Ahh, I see.. yes, this query is just the smallest possible query that
exhibits the same not-using-the-index behavior as the real query, which
needs columns from both questions and users, and thus needs the join.  (And
it has aggregates, and needs the GROUP BY too.) There already is a
constraint, questions.user_id always refers to a real users.id, etc.

This is actually a great case where relational thinking does NOT map well to
functional composability; as Tom Lane pointed out, the solution is just "add
the WHERE clause to the subquery too."  But the subquery is in a function
that doesn't *know* it's being restricted, and (to me) shouldn't have to
know; that's what the optimizer does for a living.

FWIW, and this may help the OP, my plan for tackling the "but I want
readability AND performance" issue is to

1. write a monolithic, optimized, incomprehensible version of the query
2. maintain the pretty functions alongside it
3. Write unit tests that confirm that the output of #1 and #2 is identical.

Kinda like how gcc builds gcc and verifies that the output is the same as
gcc building gcc building gcc.

Jay

Re: Controlling complexity in queries

From

Harald Fuchs

Date:

15 December 2011, 08:37:30

Jay Levitt <jay.levitt@gmail.com> writes:

> * You want contextual queries.
>
> (I guess this is a special case of "you need non relational features".)
>
> In my case, I want all queries against content to be filtered by their
> relevance to the current user.
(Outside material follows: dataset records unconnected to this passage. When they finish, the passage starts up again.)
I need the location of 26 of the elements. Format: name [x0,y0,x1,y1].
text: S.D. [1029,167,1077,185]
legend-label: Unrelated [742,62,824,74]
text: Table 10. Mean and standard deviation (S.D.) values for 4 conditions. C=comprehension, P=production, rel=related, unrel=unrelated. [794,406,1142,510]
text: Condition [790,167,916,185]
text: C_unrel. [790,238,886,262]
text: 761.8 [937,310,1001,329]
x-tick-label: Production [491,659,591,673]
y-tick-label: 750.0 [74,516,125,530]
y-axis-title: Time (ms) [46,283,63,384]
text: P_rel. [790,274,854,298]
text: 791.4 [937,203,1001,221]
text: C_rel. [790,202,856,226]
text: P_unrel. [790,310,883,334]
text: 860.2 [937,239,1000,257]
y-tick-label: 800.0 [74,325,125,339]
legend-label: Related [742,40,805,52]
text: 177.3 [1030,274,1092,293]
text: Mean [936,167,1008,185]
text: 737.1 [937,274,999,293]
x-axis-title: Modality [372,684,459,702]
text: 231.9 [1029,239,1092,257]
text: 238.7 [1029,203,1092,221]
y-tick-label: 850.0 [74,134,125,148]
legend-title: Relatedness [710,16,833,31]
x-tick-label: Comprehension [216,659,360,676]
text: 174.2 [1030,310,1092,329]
That can't go into a view, because
> views don't have parameters; I need a computed column that may be
> different every time I run the query, and depends on a piece of
> information (the current user ID) that Postgres can't know.

How about the following:

  CREATE TABLE test1 (
    id serial NOT NULL,
    username text NOT NULL,
    value text NOT NULL,
    PRIMARY KEY (id)
  );

  COPY test1 (username, value) FROM stdin DELIMITER '|';
  user1|user1_1
  user1|user1_2
  user2|user2_1
  user2|user2_2
  user2|user2_3
  \.

  CREATE VIEW test1v AS
  SELECT id, username, value
  FROM test1
  WHERE username = current_user;

Here the result of "SELECT * FROM test1v" depends on who issued the query.
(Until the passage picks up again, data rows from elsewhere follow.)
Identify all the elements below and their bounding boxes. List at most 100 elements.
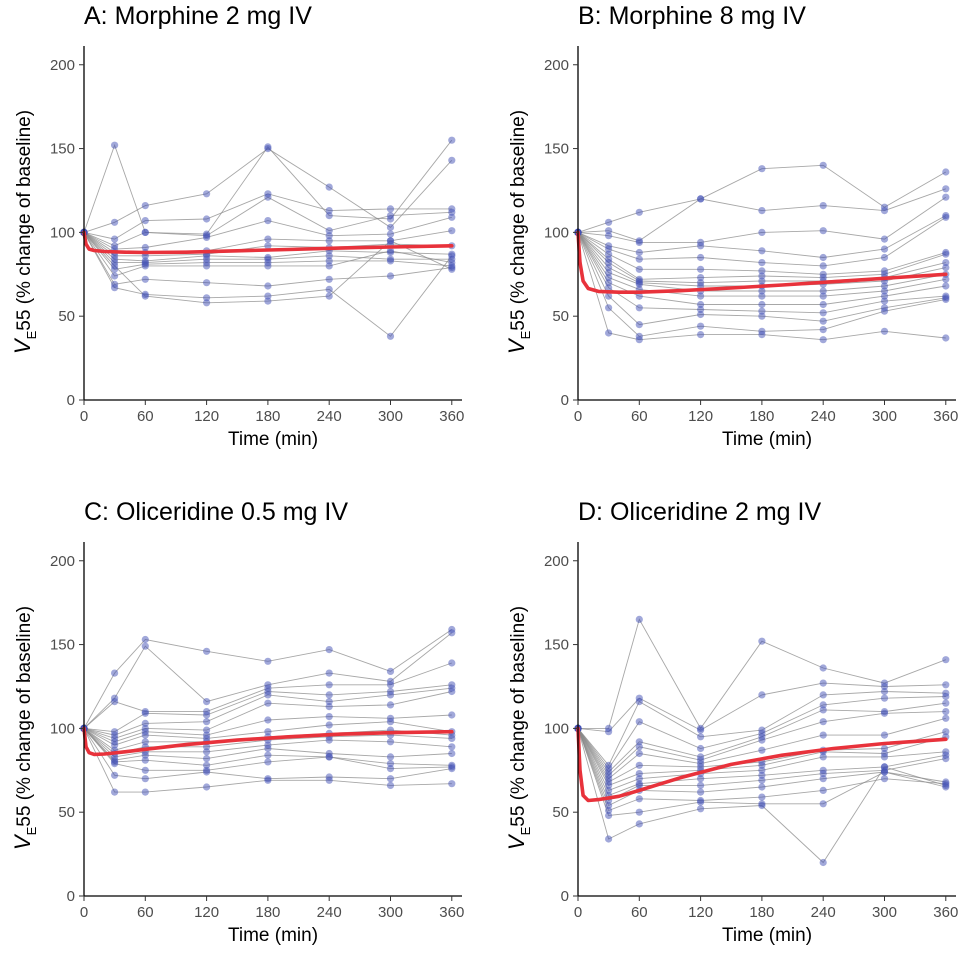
observation-point-a-5-120 <box>203 233 211 241</box>
subject-line-a-5 <box>83 216 452 250</box>
subject-line-b-2 <box>577 188 946 242</box>
subject-line-c-3 <box>83 662 452 729</box>
x-tick-label-c-240: 240 <box>317 904 342 921</box>
observation-point-a-13-120 <box>203 294 211 302</box>
observation-point-b-8-180 <box>758 277 766 285</box>
plot-area-a: 0 50 100 150 200 0 60 120 180 240 300 360 Time (min)… <box>10 46 464 450</box>
subject-lines-a <box>83 139 453 337</box>
subject-line-a-9 <box>83 232 452 264</box>
x-axis-title-b: Time (min) <box>722 429 812 450</box>
observation-point-a-13-360 <box>448 252 456 260</box>
observation-point-b-16-180 <box>758 331 766 339</box>
observation-point-a-1-30 <box>111 141 119 149</box>
y-tick-label-c-100: 100 <box>50 720 75 737</box>
observation-point-b-15-240 <box>819 326 827 334</box>
x-tick-label-b-0: 0 <box>574 408 582 425</box>
observation-point-b-12-300 <box>880 292 889 300</box>
observation-point-c-11-240 <box>325 736 333 744</box>
observation-point-d-16-300 <box>880 763 889 771</box>
subject-line-d-11 <box>577 728 946 796</box>
observation-point-d-13-30 <box>605 801 613 810</box>
observation-point-d-8-300 <box>880 744 889 753</box>
observation-point-d-2-120 <box>697 726 705 734</box>
x-tick-label-d-180: 180 <box>749 904 774 921</box>
observation-point-c-5-120 <box>203 718 211 726</box>
x-tick-label-b-300: 300 <box>872 408 897 425</box>
observation-point-b-3-360 <box>942 193 950 201</box>
observation-point-b-5-60 <box>635 255 643 263</box>
subject-line-d-2 <box>577 682 946 733</box>
observation-point-b-4-60 <box>635 248 643 257</box>
observation-point-b-7-360 <box>942 250 950 258</box>
subject-line-c-16 <box>83 728 452 793</box>
observation-point-a-12-60 <box>141 275 149 283</box>
panel-c: C: Oliceridine 0.5 mg IV 0 50 100 150 200 0 60… <box>0 496 482 974</box>
observation-point-a-13-30 <box>111 284 119 292</box>
observation-point-b-10-300 <box>880 282 889 290</box>
observation-point-a-12-120 <box>203 279 211 287</box>
observation-point-b-16-240 <box>819 336 827 344</box>
observation-point-b-5-360 <box>942 213 950 221</box>
observation-point-b-12-180 <box>758 300 766 309</box>
observation-point-a-11-120 <box>203 262 211 270</box>
observation-point-d-4-60 <box>635 718 643 726</box>
y-tick-label-c-0: 0 <box>67 888 75 905</box>
observation-point-d-9-30 <box>605 781 613 789</box>
observation-point-a-11-240 <box>325 262 333 270</box>
observation-point-c-16-360 <box>448 780 456 788</box>
observation-point-c-12-60 <box>141 751 149 759</box>
observation-point-a-14-360 <box>448 265 456 273</box>
observation-point-c-14-240 <box>325 753 333 761</box>
subject-line-b-4 <box>577 215 947 258</box>
observation-point-c-7-360 <box>448 711 456 719</box>
observation-point-b-4-120 <box>697 242 705 250</box>
subject-line-d-16 <box>577 728 946 864</box>
subject-line-c-4 <box>83 684 452 733</box>
observation-point-b-14-30 <box>605 292 613 300</box>
observation-point-d-6-300 <box>880 709 889 717</box>
observation-point-a-4-240 <box>325 227 333 235</box>
observation-point-c-14-180 <box>264 758 272 766</box>
observation-point-d-2-30 <box>605 728 613 736</box>
observation-point-c-4-240 <box>325 691 333 699</box>
y-axis-title-text-c: 55 (% change of baseline) <box>14 606 35 827</box>
observation-point-b-16-60 <box>635 336 643 344</box>
observation-point-d-10-300 <box>880 753 889 761</box>
subject-line-b-6 <box>577 232 946 275</box>
observation-point-b-11-300 <box>880 287 889 295</box>
subject-line-d-9 <box>577 728 946 786</box>
subject-line-b-3 <box>577 196 947 243</box>
observation-point-c-8-30 <box>111 741 119 749</box>
subject-line-b-1 <box>577 164 947 233</box>
observation-point-c-15-120 <box>203 768 211 776</box>
subject-line-d-7 <box>577 717 946 780</box>
observation-point-d-2-180 <box>758 691 766 699</box>
observation-point-c-12-180 <box>264 744 272 753</box>
observation-point-a-11-300 <box>386 247 395 255</box>
x-tick-label-a-180: 180 <box>255 408 280 425</box>
observation-point-d-9-60 <box>635 770 643 778</box>
observation-point-c-5-240 <box>325 698 333 706</box>
observation-point-c-3-360 <box>448 659 456 667</box>
subject-line-d-4 <box>577 696 946 770</box>
y-axis-title-symbol-a: V <box>10 337 35 354</box>
subject-line-d-13 <box>577 728 946 807</box>
observation-point-b-10-180 <box>758 287 766 295</box>
observation-point-a-4-300 <box>386 212 395 220</box>
observation-point-a-2-240 <box>325 183 333 191</box>
subject-line-a-10 <box>83 232 452 270</box>
observation-point-b-9-30 <box>605 264 613 272</box>
panel-title-a: A: Morphine 2 mg IV <box>84 2 312 30</box>
observation-point-d-14-240 <box>819 786 827 794</box>
observation-point-c-5-180 <box>264 691 272 699</box>
observation-point-d-1-360 <box>942 656 950 664</box>
observation-point-b-5-240 <box>819 262 827 270</box>
x-tick-label-c-120: 120 <box>194 904 219 921</box>
observation-point-a-1-360 <box>448 136 456 144</box>
model-curve-d <box>576 726 948 803</box>
observation-point-c-5-60 <box>141 719 149 727</box>
observation-point-c-8-180 <box>264 728 272 736</box>
subject-line-a-4 <box>83 196 452 247</box>
observation-point-b-11-240 <box>819 292 827 300</box>
x-axis-title-c: Time (min) <box>228 925 318 946</box>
Re: Controlling complexity in queries

From

Bèrto ëd Sèra

Date:

15 December 2011, 08:53:18

Hi,

Here the result of "SELECT * FROM test1v" depends on who issued the query.

As a more general case, I sometimes load parameters into a utility table, and use them to dynamically restrict the view's output. Downside: it's a multistatement operation... however, when wrapping complex queries into functions gives the planner a bad time, this will solve the issue.

Bèrto

--
==============================
If Pac-Man had affected us as kids, we'd all be running around in a darkened room munching pills and listening to repetitive music.